Question

Beginner help with sequencing data

1

Entering edit mode

5 months ago

camhabib ▴ 10

Sorry for the extremely basic nature of this question but I'm a bit lost here despite spending a couple days reading and troubleshooting.

I recently submitted a bacterial strain for WGS via Nanopore sequencing. What I got back was a single FASTA file containing all my reads, and a folder with contigs (4 total, 2 of them >1M bases, 2 <10k bases). When I try to align the contigs to my reference genome using something like Geneious or Snapgene, I get either an error saying that they could not align, or very poor coverage of the genome (<10%). When I search the contigs for <30bp snippets of reference genome sequence, and visa versa, I find that the genome is almost completely covered by the contigs. I've found a number of tools, but most require different file types (BAM being one) or aren't designed to take contigs, just raw reads.

Essentially, what I'm trying to achieve is a list of base changes in my strain vs the reference genome, and if they correspond to an amino acid change. Any help in working towards this goal would be very much appreciated.

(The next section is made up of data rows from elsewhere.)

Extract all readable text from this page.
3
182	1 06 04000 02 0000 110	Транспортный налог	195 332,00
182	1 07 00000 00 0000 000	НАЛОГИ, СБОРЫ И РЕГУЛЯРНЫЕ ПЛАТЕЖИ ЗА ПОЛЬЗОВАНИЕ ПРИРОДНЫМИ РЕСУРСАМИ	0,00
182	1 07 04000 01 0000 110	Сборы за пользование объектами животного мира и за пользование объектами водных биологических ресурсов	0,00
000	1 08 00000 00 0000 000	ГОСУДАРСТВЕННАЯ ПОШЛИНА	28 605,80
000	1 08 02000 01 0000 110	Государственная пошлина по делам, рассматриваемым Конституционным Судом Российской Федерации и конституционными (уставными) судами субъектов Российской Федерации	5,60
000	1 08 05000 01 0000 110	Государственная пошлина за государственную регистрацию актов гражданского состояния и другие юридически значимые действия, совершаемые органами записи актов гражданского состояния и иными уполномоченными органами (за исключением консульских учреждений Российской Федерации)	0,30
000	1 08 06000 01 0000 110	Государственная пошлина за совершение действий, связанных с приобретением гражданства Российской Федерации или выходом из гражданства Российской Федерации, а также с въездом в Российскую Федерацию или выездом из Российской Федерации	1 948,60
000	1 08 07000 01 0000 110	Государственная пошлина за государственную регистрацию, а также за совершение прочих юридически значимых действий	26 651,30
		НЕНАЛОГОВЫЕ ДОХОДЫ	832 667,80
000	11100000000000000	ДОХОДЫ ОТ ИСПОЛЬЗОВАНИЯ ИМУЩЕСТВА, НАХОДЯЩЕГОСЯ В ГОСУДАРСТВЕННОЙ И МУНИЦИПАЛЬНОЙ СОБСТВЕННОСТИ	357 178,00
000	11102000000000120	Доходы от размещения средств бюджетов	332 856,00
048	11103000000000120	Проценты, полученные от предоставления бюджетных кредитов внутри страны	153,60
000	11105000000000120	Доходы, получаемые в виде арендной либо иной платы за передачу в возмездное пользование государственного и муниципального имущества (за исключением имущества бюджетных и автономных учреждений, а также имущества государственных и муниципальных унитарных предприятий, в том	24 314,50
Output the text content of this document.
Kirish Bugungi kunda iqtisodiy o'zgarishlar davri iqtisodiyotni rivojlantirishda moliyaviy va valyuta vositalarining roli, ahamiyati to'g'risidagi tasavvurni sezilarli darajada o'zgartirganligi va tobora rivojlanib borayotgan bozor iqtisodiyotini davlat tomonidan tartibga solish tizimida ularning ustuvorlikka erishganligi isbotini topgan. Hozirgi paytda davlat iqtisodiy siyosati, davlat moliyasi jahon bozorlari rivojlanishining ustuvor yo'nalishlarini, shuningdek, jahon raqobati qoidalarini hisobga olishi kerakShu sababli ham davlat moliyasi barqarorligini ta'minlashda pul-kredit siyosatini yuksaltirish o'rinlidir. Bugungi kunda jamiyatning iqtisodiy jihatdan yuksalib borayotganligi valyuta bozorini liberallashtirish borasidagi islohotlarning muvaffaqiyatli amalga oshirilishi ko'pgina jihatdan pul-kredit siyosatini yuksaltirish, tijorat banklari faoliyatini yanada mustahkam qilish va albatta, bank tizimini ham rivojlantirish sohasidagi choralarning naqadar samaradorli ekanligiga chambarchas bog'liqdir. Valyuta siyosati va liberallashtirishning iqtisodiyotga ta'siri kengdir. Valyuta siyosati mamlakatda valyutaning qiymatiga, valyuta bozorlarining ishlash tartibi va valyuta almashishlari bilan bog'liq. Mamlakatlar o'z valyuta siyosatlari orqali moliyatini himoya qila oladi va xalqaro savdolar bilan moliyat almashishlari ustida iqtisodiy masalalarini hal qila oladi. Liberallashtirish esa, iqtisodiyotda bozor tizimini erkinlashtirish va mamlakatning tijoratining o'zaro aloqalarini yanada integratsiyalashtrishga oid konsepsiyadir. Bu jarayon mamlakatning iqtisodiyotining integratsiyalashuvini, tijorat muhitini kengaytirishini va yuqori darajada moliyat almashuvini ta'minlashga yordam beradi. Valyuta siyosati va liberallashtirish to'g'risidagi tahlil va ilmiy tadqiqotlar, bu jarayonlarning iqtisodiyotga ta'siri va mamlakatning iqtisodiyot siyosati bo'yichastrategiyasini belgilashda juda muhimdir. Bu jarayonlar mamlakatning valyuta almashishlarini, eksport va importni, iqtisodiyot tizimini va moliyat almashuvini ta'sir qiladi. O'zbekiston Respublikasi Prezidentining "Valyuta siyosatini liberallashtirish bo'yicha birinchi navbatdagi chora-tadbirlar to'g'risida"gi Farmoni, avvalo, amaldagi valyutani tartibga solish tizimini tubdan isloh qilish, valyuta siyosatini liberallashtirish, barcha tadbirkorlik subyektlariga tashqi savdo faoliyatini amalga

analysis snv nanopore sequencing • 387 views

ADD COMMENT • link updated 5 months ago by GenoMax 141k • written 5 months ago by camhabib ▴ 10

score 1 · Answer 1 · 2023-11-01

What I got back was a single FASTA file containing all my reads

You have this tagged as nanopore. Did they not give you the original fastq format reads? It would be easier to do the SNP calling by starting with the raw fastq data to generate the alignment BAM files (you should be able to do that in Geneious). If the assembly you received is good you may be able to align that using the same aligner you would use (minimap2) but this will need to be done on the command line (if you are familiar with UNIX/linux).